Bien que des éléments tels que les dates de sa naissance et de sa mort soient contestés, cette grande partie de la biographie traditionnelle de Mahomet est généralement compatible avec nos sources sur les débuts de l’islam. Par conséquent, il est raisonnable pour nous de l’accepter.
Si une compréhension faible ou biaisée de Mahomet* nous donne une compréhension défectueuse du Coran, cela ne constitue pas en soi une raison de choisir un récit plutôt qu’un autre. Cependant, cela souligne l’importance de bien choisir ici. Et notre choix du récit des origines détermine notre compréhension non seulement du Coran, mais aussi de l’islam en général.
* Que la paix soit sur ses descendants
Par exemple, la sira dit que Muhammad* a littéralement fendu la lune en deux. En revanche, dans le Coran, Dieu répond aux demandes répétées des païens pour une preuve miraculeuse en disant qu’il ne leur donnera rien au-delà du miracle du Coran (par ex, Q 2:118, 145).
Logiquement, l’absence de preuves précoces » étanches » de Mahomet* conduit certains érudits occidentaux à remettre en question son existence même.
Certains érudits comparent bêtement la tradition orale des cultures orales au jeu du » téléphone » de nos enfants, dont l’essence du jeu consiste à brouiller le message entendu.
Elle y parvient en rendant le contexte, le personnage et la vision de Mahomet si très malléables que presque toutes les prises de réformistes sont possibles.

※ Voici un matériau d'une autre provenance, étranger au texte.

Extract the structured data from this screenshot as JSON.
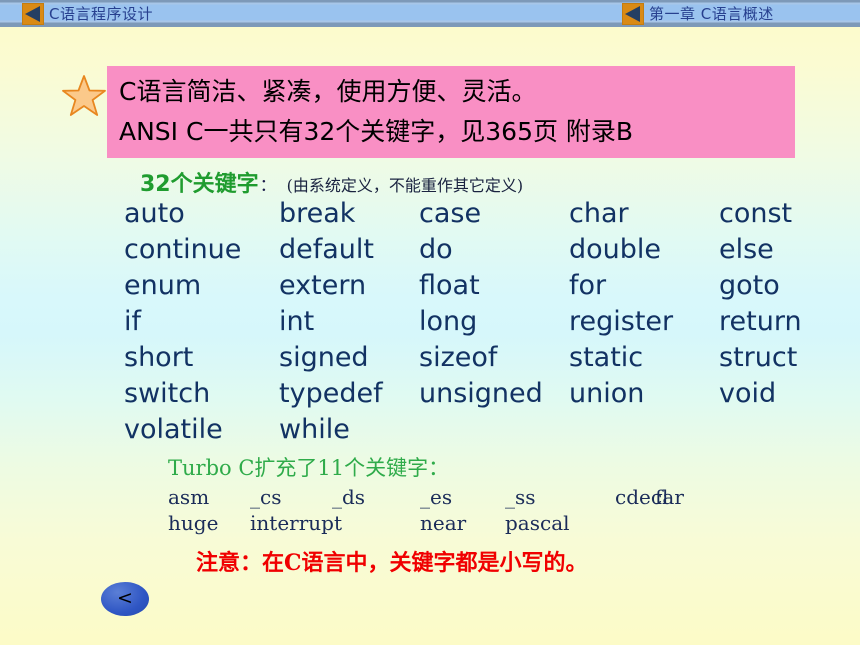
{
  "header": {
    "left_icon": "media-triangle-icon",
    "left_title": "C语言程序设计",
    "right_icon": "media-triangle-icon",
    "right_title": "第一章  C语言概述"
  },
  "callout": {
    "bullet_icon": "star-icon",
    "background_color": "#f98fc4",
    "line1": "C语言简洁、紧凑，使用方便、灵活。",
    "line2": "ANSI C一共只有32个关键字，见365页 附录B"
  },
  "keywords_section": {
    "heading_green": "32个关键字",
    "heading_colon": "：",
    "heading_note": "(由系统定义，不能重作其它定义)",
    "heading_green_color": "#1f9c2f",
    "keyword_color": "#123263",
    "rows": [
      [
        "auto",
        "break",
        "case",
        "char",
        "const"
      ],
      [
        "continue",
        "default",
        "do",
        "double",
        "else"
      ],
      [
        "enum",
        "extern",
        "float",
        "for",
        "goto"
      ],
      [
        "if",
        "int",
        "long",
        "register",
        "return"
      ],
      [
        "short",
        "signed",
        "sizeof",
        "static",
        "struct"
      ],
      [
        "switch",
        "typedef",
        "unsigned",
        "union",
        "void"
      ],
      [
        "volatile",
        "while",
        "",
        "",
        ""
      ]
    ]
  },
  "turbo_section": {
    "heading": "Turbo C扩充了11个关键字：",
    "heading_color": "#2fab4a",
    "rows": [
      [
        "asm",
        "_cs",
        "_ds",
        "_es",
        "_ss",
        "cdecl",
        "far"
      ],
      [
        "huge",
        "interrupt",
        "",
        "near",
        "pascal",
        "",
        ""
      ]
    ]
  },
  "note": {
    "text": "注意：在C语言中，关键字都是小写的。",
    "color": "#f00000"
  },
  "nav": {
    "back_icon": "chevron-left-icon",
    "back_label": "<"
  }
}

A l’époque de Mahomet, il était normal que les gouvernements relèguent aux marges de la société tous les groupes qui ne souscrivaient pas pleinement à la vision du dirigeant.
Bien qu’elle ne soit pas mentionnée par les biographies traditionnelles, ma remarque sur la volonté de Mahomet de devenir le dirigeant théocratique de la Mecque y est implicite.
Les biographies de Mahomet ne sont pas les seules à faire état de la volonté de Mahomet de devenir le dirigeant théocratique de la Mecque.